I would like to introduce cursor based paging to allow clients to paginate through the feed similar to twitter's. There doesn't seem to be much information on how they are built as I have only found this blog post talking about implementing them. However it seems to have a problem if the cursor's identifier happens to be pointing to the item that was removed.

With the above, how can I produce an identifier that can be used as a cursor for the above? Initially, I considered combining the timestamp with the unique id: 1371813798111111.myuniqueid.

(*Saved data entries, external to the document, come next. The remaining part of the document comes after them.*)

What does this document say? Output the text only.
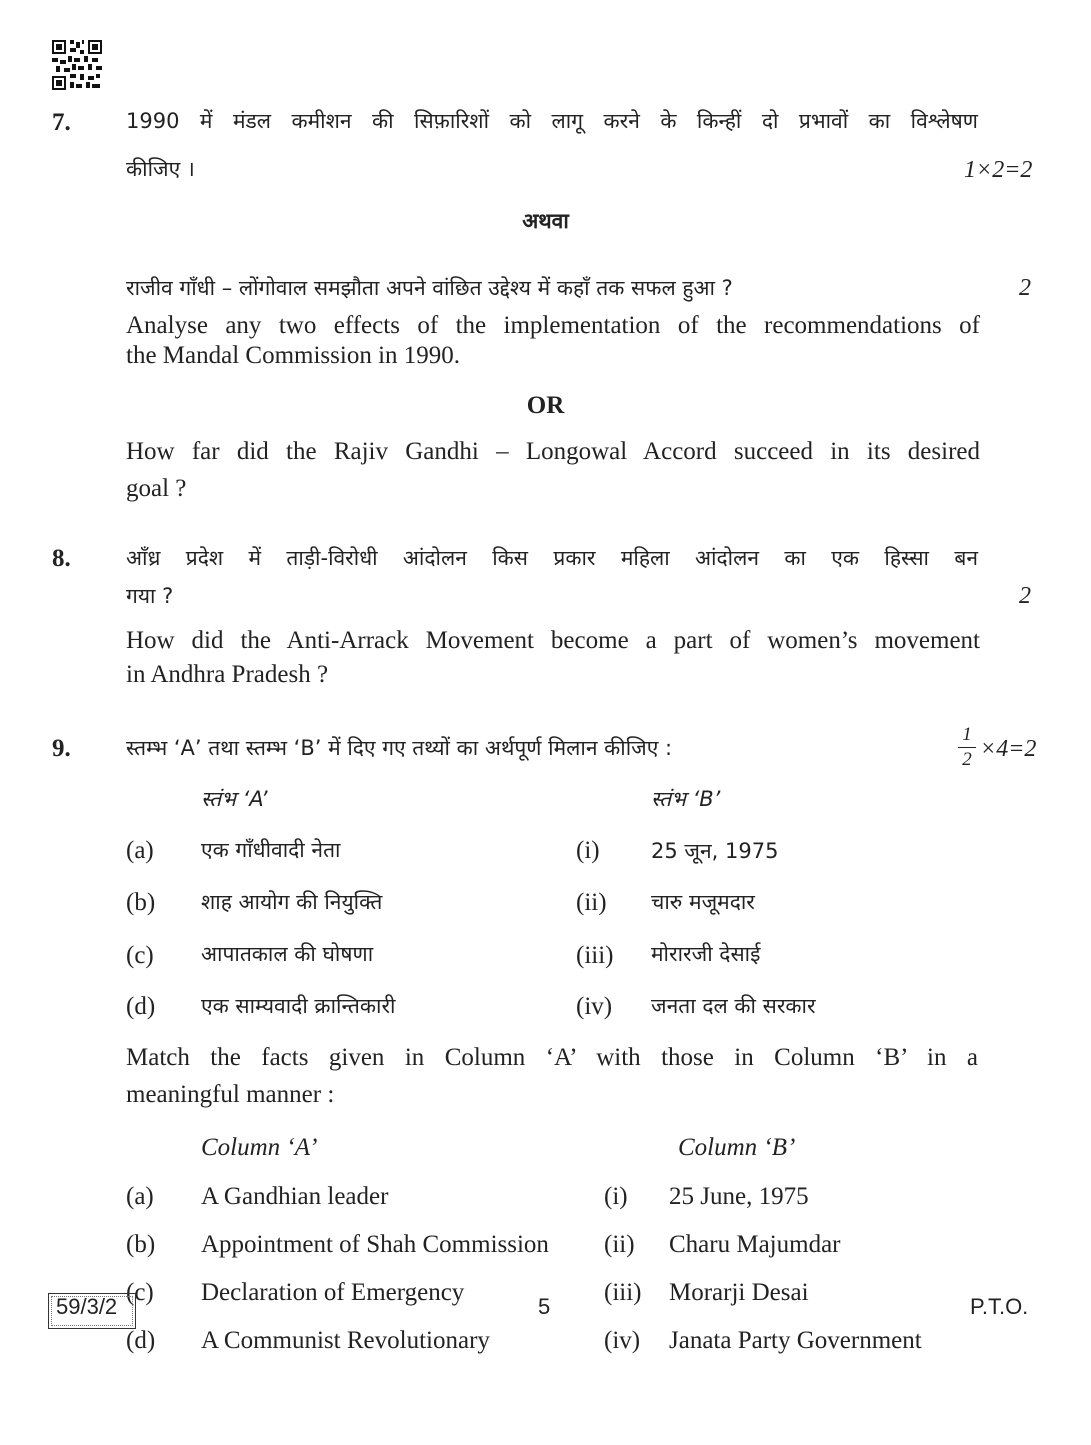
7.	1990 में मंडल कमीशन की सिफ़ारिशों को लागू करने के किन्हीं दो प्रभावों का विश्लेषण
कीजिए ।	1×2=2
अथवा
राजीव गाँधी – लोंगोवाल समझौता अपने वांछित उद्देश्य में कहाँ तक सफल हुआ ?	2
Analyse any two effects of the implementation of the recommendations of
the Mandal Commission in 1990.
OR
How far did the Rajiv Gandhi – Longowal Accord succeed in its desired
goal ?
8.	आँध्र प्रदेश में ताड़ी-विरोधी आंदोलन किस प्रकार महिला आंदोलन का एक हिस्सा बन
गया ?	2
How did the Anti-Arrack Movement become a part of women’s movement
in Andhra Pradesh ?
9.	स्तम्भ ‘A’ तथा स्तम्भ ‘B’ में दिए गए तथ्यों का अर्थपूर्ण मिलान कीजिए :
1
2 ×4=2
स्तंभ ‘A’	स्तंभ ‘B’
(a) एक गाँधीवादी नेता	(i) 25 जून, 1975
(b) शाह आयोग की नियुक्ति	(ii) चारु मजूमदार
(c) आपातकाल की घोषणा	(iii) मोरारजी देसाई
(d) एक साम्यवादी क्रान्तिकारी	(iv) जनता दल की सरकार
Match the facts given in Column ‘A’ with those in Column ‘B’ in a
meaningful manner :
Column ‘A’	Column ‘B’
(a) A Gandhian leader	(i) 25 June, 1975
(b) Appointment of Shah Commission (ii) Charu Majumdar
(c) Declaration of Emergency	(iii) Morarji Desai
(d) A Communist Revolutionary	(iv) Janata Party Government
59/3/2	5	P.T.O.
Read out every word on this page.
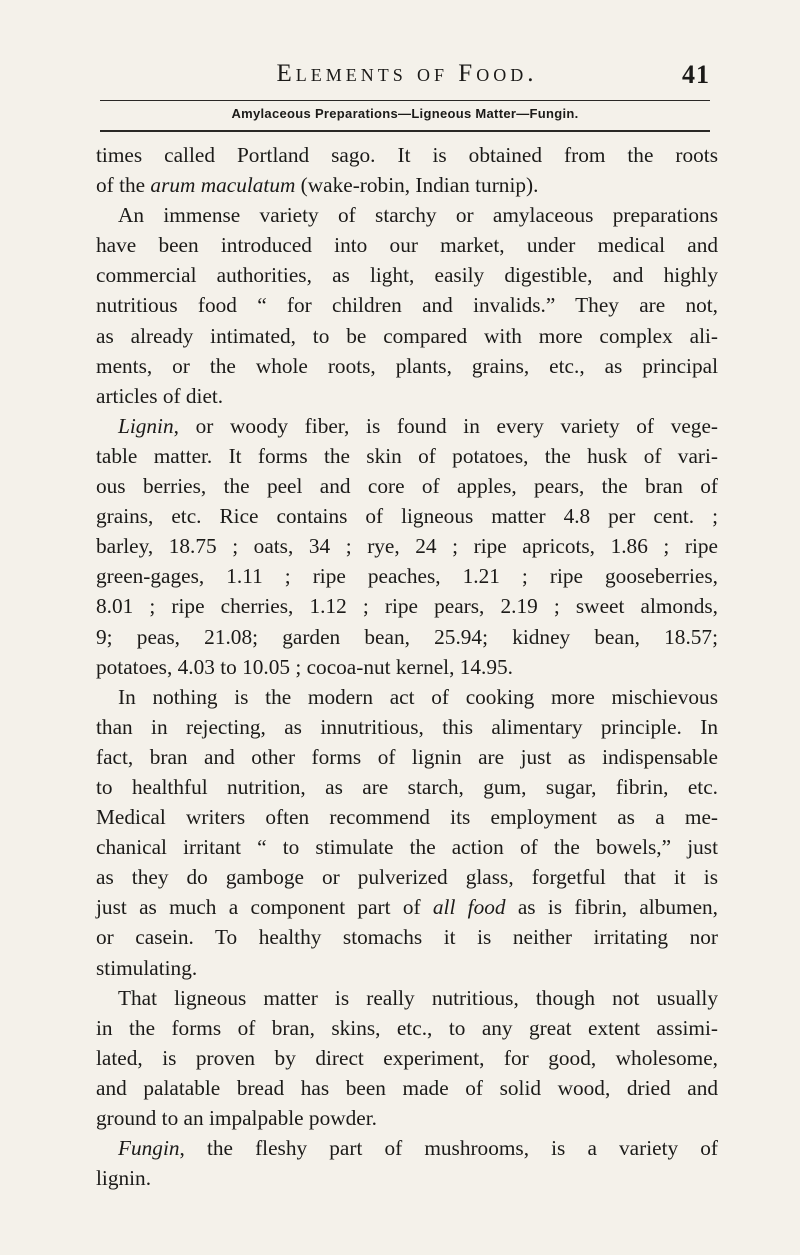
Elements of Food.	41
Amylaceous Preparations—Ligneous Matter—Fungin.
times called Portland sago. It is obtained from the roots
of the arum maculatum (wake-robin, Indian turnip).
An immense variety of starchy or amylaceous preparations
have been introduced into our market, under medical and
commercial authorities, as light, easily digestible, and highly
nutritious food “ for children and invalids.” They are not,
as already intimated, to be compared with more complex ali-
ments, or the whole roots, plants, grains, etc., as principal
articles of diet.
Lignin, or woody fiber, is found in every variety of vege-
table matter. It forms the skin of potatoes, the husk of vari-
ous berries, the peel and core of apples, pears, the bran of
grains, etc. Rice contains of ligneous matter 4.8 per cent. ;
barley, 18.75 ; oats, 34 ; rye, 24 ; ripe apricots, 1.86 ; ripe
green-gages, 1.11 ; ripe peaches, 1.21 ; ripe gooseberries,
8.01 ; ripe cherries, 1.12 ; ripe pears, 2.19 ; sweet almonds,
9; peas, 21.08; garden bean, 25.94; kidney bean, 18.57;
potatoes, 4.03 to 10.05 ; cocoa-nut kernel, 14.95.
In nothing is the modern act of cooking more mischievous
than in rejecting, as innutritious, this alimentary principle. In
fact, bran and other forms of lignin are just as indispensable
to healthful nutrition, as are starch, gum, sugar, fibrin, etc.
Medical writers often recommend its employment as a me-
chanical irritant “ to stimulate the action of the bowels,” just
as they do gamboge or pulverized glass, forgetful that it is
just as much a component part of all food as is fibrin, albumen,
or casein. To healthy stomachs it is neither irritating nor
stimulating.
That ligneous matter is really nutritious, though not usually
in the forms of bran, skins, etc., to any great extent assimi-
lated, is proven by direct experiment, for good, wholesome,
and palatable bread has been made of solid wood, dried and
ground to an impalpable powder.
Fungin, the fleshy part of mushrooms, is a variety of
lignin.
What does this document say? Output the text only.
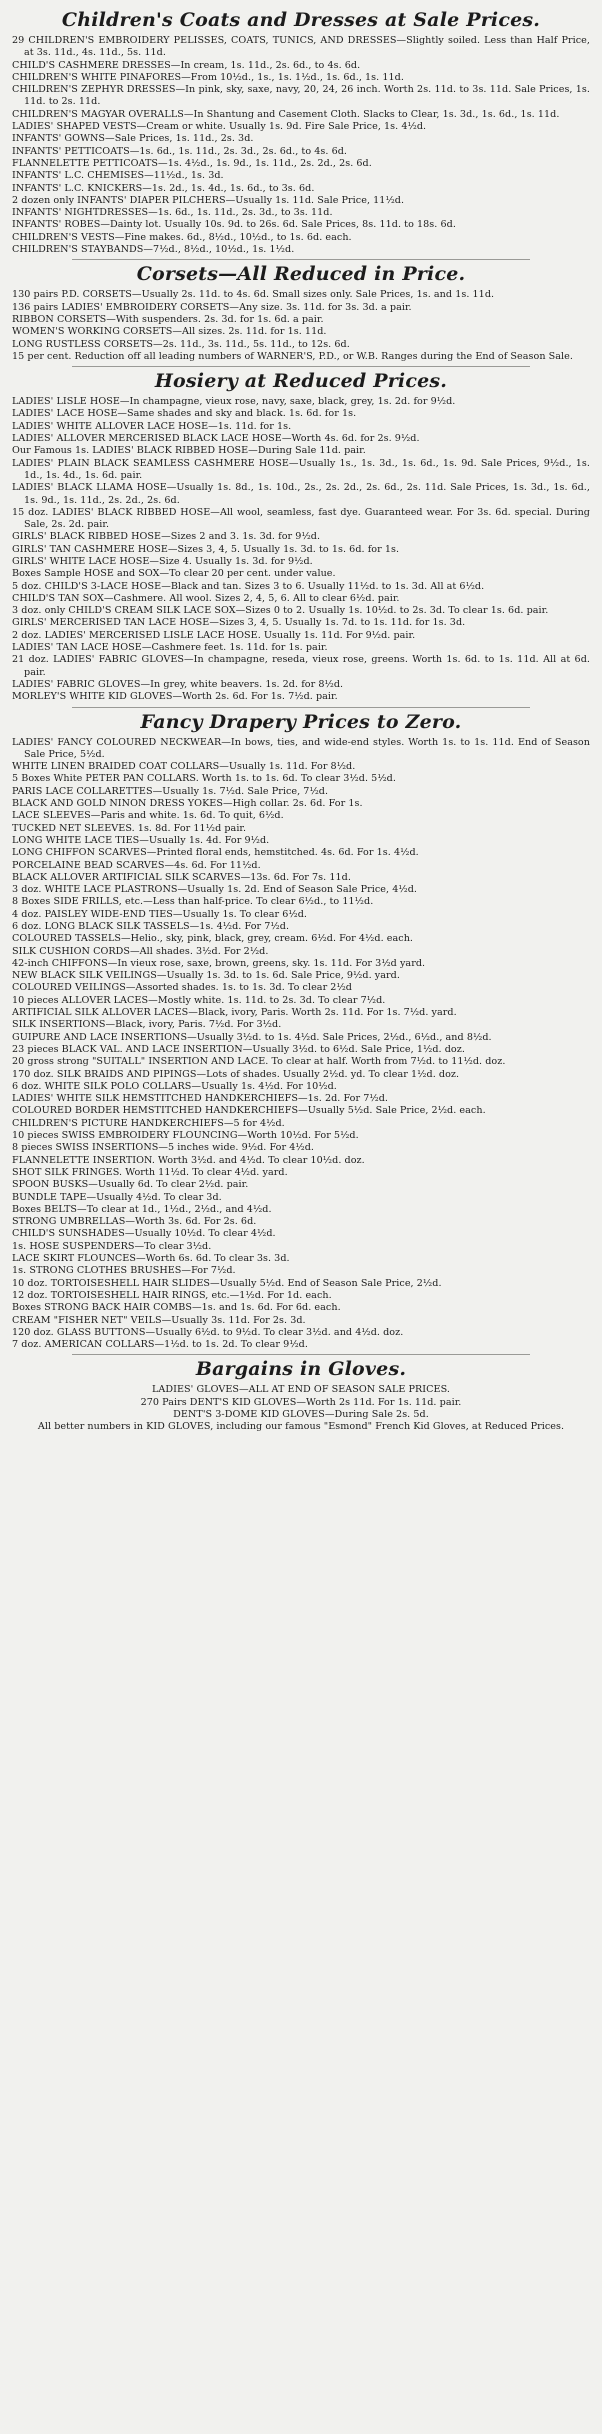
Children's Coats and Dresses at Sale Prices.
29 CHILDREN'S EMBROIDERY PELISSES, COATS, TUNICS, AND DRESSES—Slightly soiled. Less than Half Price, at 3s. 11d., 4s. 11d., 5s. 11d.
CHILD'S CASHMERE DRESSES—In cream, 1s. 11d., 2s. 6d., to 4s. 6d.
CHILDREN'S WHITE PINAFORES—From 10½d., 1s., 1s. 1½d., 1s. 6d., 1s. 11d.
CHILDREN'S ZEPHYR DRESSES—In pink, sky, saxe, navy, 20, 24, 26 inch. Worth 2s. 11d. to 3s. 11d. Sale Prices, 1s. 11d. to 2s. 11d.
CHILDREN'S MAGYAR OVERALLS—In Shantung and Casement Cloth. Slacks to Clear, 1s. 3d., 1s. 6d., 1s. 11d.
LADIES' SHAPED VESTS—Cream or white. Usually 1s. 9d. Fire Sale Price, 1s. 4½d.
INFANTS' GOWNS—Sale Prices, 1s. 11d., 2s. 3d.
INFANTS' PETTICOATS—1s. 6d., 1s. 11d., 2s. 3d., 2s. 6d., to 4s. 6d.
FLANNELETTE PETTICOATS—1s. 4½d., 1s. 9d., 1s. 11d., 2s. 2d., 2s. 6d.
INFANTS' L.C. CHEMISES—11½d., 1s. 3d.
INFANTS' L.C. KNICKERS—1s. 2d., 1s. 4d., 1s. 6d., to 3s. 6d.
2 dozen only INFANTS' DIAPER PILCHERS—Usually 1s. 11d. Sale Price, 11½d.
INFANTS' NIGHTDRESSES—1s. 6d., 1s. 11d., 2s. 3d., to 3s. 11d.
INFANTS' ROBES—Dainty lot. Usually 10s. 9d. to 26s. 6d. Sale Prices, 8s. 11d. to 18s. 6d.
CHILDREN'S VESTS—Fine makes. 6d., 8½d., 10½d., to 1s. 6d. each.
CHILDREN'S STAYBANDS—7½d., 8½d., 10½d., 1s. 1½d.
Corsets—All Reduced in Price.
130 pairs P.D. CORSETS—Usually 2s. 11d. to 4s. 6d. Small sizes only. Sale Prices, 1s. and 1s. 11d.
136 pairs LADIES' EMBROIDERY CORSETS—Any size. 3s. 11d. for 3s. 3d. a pair.
RIBBON CORSETS—With suspenders. 2s. 3d. for 1s. 6d. a pair.
WOMEN'S WORKING CORSETS—All sizes. 2s. 11d. for 1s. 11d.
LONG RUSTLESS CORSETS—2s. 11d., 3s. 11d., 5s. 11d., to 12s. 6d.
15 per cent. Reduction off all leading numbers of WARNER'S, P.D., or W.B. Ranges during the End of Season Sale.
Hosiery at Reduced Prices.
LADIES' LISLE HOSE—In champagne, vieux rose, navy, saxe, black, grey, 1s. 2d. for 9½d.
LADIES' LACE HOSE—Same shades and sky and black. 1s. 6d. for 1s.
LADIES' WHITE ALLOVER LACE HOSE—1s. 11d. for 1s.
LADIES' ALLOVER MERCERISED BLACK LACE HOSE—Worth 4s. 6d. for 2s. 9½d.
Our Famous 1s. LADIES' BLACK RIBBED HOSE—During Sale 11d. pair.
LADIES' PLAIN BLACK SEAMLESS CASHMERE HOSE—Usually 1s., 1s. 3d., 1s. 6d., 1s. 9d. Sale Prices, 9½d., 1s. 1d., 1s. 4d., 1s. 6d. pair.
LADIES' BLACK LLAMA HOSE—Usually 1s. 8d., 1s. 10d., 2s., 2s. 2d., 2s. 6d., 2s. 11d. Sale Prices, 1s. 3d., 1s. 6d., 1s. 9d., 1s. 11d., 2s. 2d., 2s. 6d.
15 doz. LADIES' BLACK RIBBED HOSE—All wool, seamless, fast dye. Guaranteed wear. For 3s. 6d. special. During Sale, 2s. 2d. pair.
GIRLS' BLACK RIBBED HOSE—Sizes 2 and 3. 1s. 3d. for 9½d.
GIRLS' TAN CASHMERE HOSE—Sizes 3, 4, 5. Usually 1s. 3d. to 1s. 6d. for 1s.
GIRLS' WHITE LACE HOSE—Size 4. Usually 1s. 3d. for 9½d.
Boxes Sample HOSE and SOX—To clear 20 per cent. under value.
5 doz. CHILD'S 3-LACE HOSE—Black and tan. Sizes 3 to 6. Usually 11½d. to 1s. 3d. All at 6½d.
CHILD'S TAN SOX—Cashmere. All wool. Sizes 2, 4, 5, 6. All to clear 6½d. pair.
3 doz. only CHILD'S CREAM SILK LACE SOX—Sizes 0 to 2. Usually 1s. 10½d. to 2s. 3d. To clear 1s. 6d. pair.
GIRLS' MERCERISED TAN LACE HOSE—Sizes 3, 4, 5. Usually 1s. 7d. to 1s. 11d. for 1s. 3d.
2 doz. LADIES' MERCERISED LISLE LACE HOSE. Usually 1s. 11d. For 9½d. pair.
LADIES' TAN LACE HOSE—Cashmere feet. 1s. 11d. for 1s. pair.
21 doz. LADIES' FABRIC GLOVES—In champagne, reseda, vieux rose, greens. Worth 1s. 6d. to 1s. 11d. All at 6d. pair.
LADIES' FABRIC GLOVES—In grey, white beavers. 1s. 2d. for 8½d.
MORLEY'S WHITE KID GLOVES—Worth 2s. 6d. For 1s. 7½d. pair.
Fancy Drapery Prices to Zero.
LADIES' FANCY COLOURED NECKWEAR—In bows, ties, and wide-end styles. Worth 1s. to 1s. 11d. End of Season Sale Price, 5½d.
WHITE LINEN BRAIDED COAT COLLARS—Usually 1s. 11d. For 8½d.
5 Boxes White PETER PAN COLLARS. Worth 1s. to 1s. 6d. To clear 3½d. 5½d.
PARIS LACE COLLARETTES—Usually 1s. 7½d. Sale Price, 7½d.
BLACK AND GOLD NINON DRESS YOKES—High collar. 2s. 6d. For 1s.
LACE SLEEVES—Paris and white. 1s. 6d. To quit, 6½d.
TUCKED NET SLEEVES. 1s. 8d. For 11½d pair.
LONG WHITE LACE TIES—Usually 1s. 4d. For 9½d.
LONG CHIFFON SCARVES—Printed floral ends, hemstitched. 4s. 6d. For 1s. 4½d.
PORCELAINE BEAD SCARVES—4s. 6d. For 11½d.
BLACK ALLOVER ARTIFICIAL SILK SCARVES—13s. 6d. For 7s. 11d.
3 doz. WHITE LACE PLASTRONS—Usually 1s. 2d. End of Season Sale Price, 4½d.
8 Boxes SIDE FRILLS, etc.—Less than half-price. To clear 6½d., to 11½d.
4 doz. PAISLEY WIDE-END TIES—Usually 1s. To clear 6½d.
6 doz. LONG BLACK SILK TASSELS—1s. 4½d. For 7½d.
COLOURED TASSELS—Helio., sky, pink, black, grey, cream. 6½d. For 4½d. each.
SILK CUSHION CORDS—All shades. 3½d. For 2½d.
42-inch CHIFFONS—In vieux rose, saxe, brown, greens, sky. 1s. 11d. For 3½d yard.
NEW BLACK SILK VEILINGS—Usually 1s. 3d. to 1s. 6d. Sale Price, 9½d. yard.
COLOURED VEILINGS—Assorted shades. 1s. to 1s. 3d. To clear 2½d
10 pieces ALLOVER LACES—Mostly white. 1s. 11d. to 2s. 3d. To clear 7½d.
ARTIFICIAL SILK ALLOVER LACES—Black, ivory, Paris. Worth 2s. 11d. For 1s. 7½d. yard.
SILK INSERTIONS—Black, ivory, Paris. 7½d. For 3½d.
GUIPURE AND LACE INSERTIONS—Usually 3½d. to 1s. 4½d. Sale Prices, 2½d., 6½d., and 8½d.
23 pieces BLACK VAL. AND LACE INSERTION—Usually 3½d. to 6½d. Sale Price, 1½d. doz.
20 gross strong "SUITALL" INSERTION AND LACE. To clear at half. Worth from 7½d. to 11½d. doz.
170 doz. SILK BRAIDS AND PIPINGS—Lots of shades. Usually 2½d. yd. To clear 1½d. doz.
6 doz. WHITE SILK POLO COLLARS—Usually 1s. 4½d. For 10½d.
LADIES' WHITE SILK HEMSTITCHED HANDKERCHIEFS—1s. 2d. For 7½d.
COLOURED BORDER HEMSTITCHED HANDKERCHIEFS—Usually 5½d. Sale Price, 2½d. each.
CHILDREN'S PICTURE HANDKERCHIEFS—5 for 4½d.
10 pieces SWISS EMBROIDERY FLOUNCING—Worth 10½d. For 5½d.
8 pieces SWISS INSERTIONS—5 inches wide. 9½d. For 4½d.
FLANNELETTE INSERTION. Worth 3½d. and 4½d. To clear 10½d. doz.
SHOT SILK FRINGES. Worth 11½d. To clear 4½d. yard.
SPOON BUSKS—Usually 6d. To clear 2½d. pair.
BUNDLE TAPE—Usually 4½d. To clear 3d.
Boxes BELTS—To clear at 1d., 1½d., 2½d., and 4½d.
STRONG UMBRELLAS—Worth 3s. 6d. For 2s. 6d.
CHILD'S SUNSHADES—Usually 10½d. To clear 4½d.
1s. HOSE SUSPENDERS—To clear 3½d.
LACE SKIRT FLOUNCES—Worth 6s. 6d. To clear 3s. 3d.
1s. STRONG CLOTHES BRUSHES—For 7½d.
10 doz. TORTOISESHELL HAIR SLIDES—Usually 5½d. End of Season Sale Price, 2½d.
12 doz. TORTOISESHELL HAIR RINGS, etc.—1½d. For 1d. each.
Boxes STRONG BACK HAIR COMBS—1s. and 1s. 6d. For 6d. each.
CREAM "FISHER NET" VEILS—Usually 3s. 11d. For 2s. 3d.
120 doz. GLASS BUTTONS—Usually 6½d. to 9½d. To clear 3½d. and 4½d. doz.
7 doz. AMERICAN COLLARS—1½d. to 1s. 2d. To clear 9½d.
Bargains in Gloves.
LADIES' GLOVES—ALL AT END OF SEASON SALE PRICES.
270 Pairs DENT'S KID GLOVES—Worth 2s 11d. For 1s. 11d. pair.
DENT'S 3-DOME KID GLOVES—During Sale 2s. 5d.
All better numbers in KID GLOVES, including our famous "Esmond" French Kid Gloves, at Reduced Prices.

However, if the item at 1371813798111111.myuniqueid is deleted, I can get the items with the 1371813798111111 timestamp, but would not be able to determine which item with that timestamp I should start with.

Another approach I had was to assign an incrementing number to each feed result. Since the number is incrementing and in order, if the number/id is missing, I can just choose the next one. However, the problem with this is that the cursor ids will change if I start removing and adding feed items in the middle of the feed. One solution I had to this problem is to have a huge gap between each number, but it is difficult to determine how new items can be added to the space between each number in a deterministic way. In addition, as the new items are added, and the gaps are being filled up, we would end up with the same problem.

Simply put, if I have a list of items where items can be added and removed from anywhere in the list, what is the best way to generate an id for each list item such that if the item for the id is deleted, I can still determine its position in the list?

回答1:

You need to have additional (or existing) column which sequentially increased for every new added row to target table. Let's call this column seq_id.

When client request cursor for the first time:

GET /api/v1/items?sort_by={sortingFieldName}&size={count}

where sortingFieldName is name of field by which we apply sorting

What happened under the hood:

SELECT * FROM items
WHERE ...            // apply search params
ORDER BY sortingFieldName, seq_id
LIMIT :count

Response:

{
    "data": [...],
    "cursor": {
        "prev_field_name": "{result[0].sortingFieldName}",
        "prev_id": "{result[0].seq_id}",
        "nextFieldName": "{result[count-1].sortingFieldName}",
        "next_id": "{result[count-1].seq_id}",
        "prev_results_link": "/api/v1/items?size={count}&cursor=bw_{prevFieldName}_{prevId}",
        "next_results_link": "/api/v1/items?size={count}&cursor=fw_{nextFieldName}_{nextId}"       
    }
}

Next of cursor will not be present in response if we retrieved less than count rows.

Prev part of cursor will not be present in response if we don't have cursor in request or don't have data to return.

When client perform request again - he need to use cursor. Forward cursor:

GET /api/v1/items?size={count}&cursor=fw_{nextFieldName}_{nextId}

What happened under the hood:

SELECT * FROM items
WHERE ...            // apply search params
AND ((fieldName = :cursor.nextFieldName AND seq_id > :cursor.nextId) OR 
      fieldName > :cursor.nextFieldName)
ORDER BY sortingFieldName, seq_id
LIMIT :count

Or backward cursor:

GET /api/v1/items?size={count}&cursor=fw_{prevFieldName}_{prevId}

What happened under the hood:

SELECT * FROM items
WHERE ...            // apply search params
AND ((fieldName = :cursor.prevFieldName AND seq_id < :cursor.prevId) OR 
      fieldName < :cursor.prevFieldName)
ORDER BY sortingFieldName DESC, seq_id DESC
LIMIT :count

Response will be similar to previous one